In a critical election during a time of war and near-war in much of the Middle East, The Jerusalem Post is reporting Prime Minister Binyamin Netanyahu said Wednesday afternoon that elections show the country wants him to continue to lead, but repeated his pledge to build the widest coalition possible.
Netanyahu told reporters that the coalition he will put together will deal with greater equality in carrying the military burden, institute cheaper housing and government reform.
Netanyahu said that he agreed with his No. 2, Avigdor Liberman, that the coalition negotiations would deal with those issues, alongside the diplomatic/security issues.
Having secured enough votes in Tuesday’s elections to head the next government, Netanyahu at once embarked on late night outreach to the leaders of the parties he is eyeing as future coalition partners. In a post-midnight flurry, he called Yair Lapid of Yesh Atid, Aryeh Deri and Eli Yishai of Shas, and Yaakov Litzman of United Torah Judaism.

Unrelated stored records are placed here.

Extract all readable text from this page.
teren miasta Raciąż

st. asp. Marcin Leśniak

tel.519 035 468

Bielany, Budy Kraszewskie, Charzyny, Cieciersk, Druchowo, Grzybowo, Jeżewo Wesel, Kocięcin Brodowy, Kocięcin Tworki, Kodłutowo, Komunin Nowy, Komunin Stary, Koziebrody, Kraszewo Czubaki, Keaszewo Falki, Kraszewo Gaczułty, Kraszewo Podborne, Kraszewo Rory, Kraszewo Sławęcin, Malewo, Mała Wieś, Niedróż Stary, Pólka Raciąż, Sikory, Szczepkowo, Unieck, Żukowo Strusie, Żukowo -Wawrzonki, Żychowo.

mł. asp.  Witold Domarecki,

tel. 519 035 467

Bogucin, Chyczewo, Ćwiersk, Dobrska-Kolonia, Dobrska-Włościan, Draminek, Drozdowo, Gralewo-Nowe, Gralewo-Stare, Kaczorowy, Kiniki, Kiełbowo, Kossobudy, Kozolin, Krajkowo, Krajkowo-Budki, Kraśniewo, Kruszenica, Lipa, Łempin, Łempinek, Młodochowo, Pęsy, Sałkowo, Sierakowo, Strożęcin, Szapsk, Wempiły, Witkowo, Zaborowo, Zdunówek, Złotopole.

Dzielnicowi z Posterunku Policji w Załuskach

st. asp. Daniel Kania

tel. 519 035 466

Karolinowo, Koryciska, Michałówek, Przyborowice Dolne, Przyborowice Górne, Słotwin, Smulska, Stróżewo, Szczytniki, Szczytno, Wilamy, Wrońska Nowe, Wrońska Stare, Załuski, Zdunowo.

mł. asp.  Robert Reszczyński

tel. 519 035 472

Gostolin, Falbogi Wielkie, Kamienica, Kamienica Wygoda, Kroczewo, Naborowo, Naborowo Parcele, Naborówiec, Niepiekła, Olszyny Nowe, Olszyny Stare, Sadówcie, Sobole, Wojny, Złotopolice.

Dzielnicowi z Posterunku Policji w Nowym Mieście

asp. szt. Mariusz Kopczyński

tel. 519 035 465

The calls came after Netanyahu made a point of mentioning Lapid in his victory speech at the Likud headquarters on Tuesday night. Likud Beytenu performed less well than even the damning opinion polls had suggested, shrinking from 42 seats in the last Knesset to just 31 in the next.
Conversely, Yesh Atid exceeded expectations, pulling in 19 seats to become the second largest party. Labor trailed third with 15 seats. Naftali Bennett’s Bayit Yehudi party also underperformed on Tuesday night, scoring 11 seats as opposed to the 14 or 15 predicted by many polls.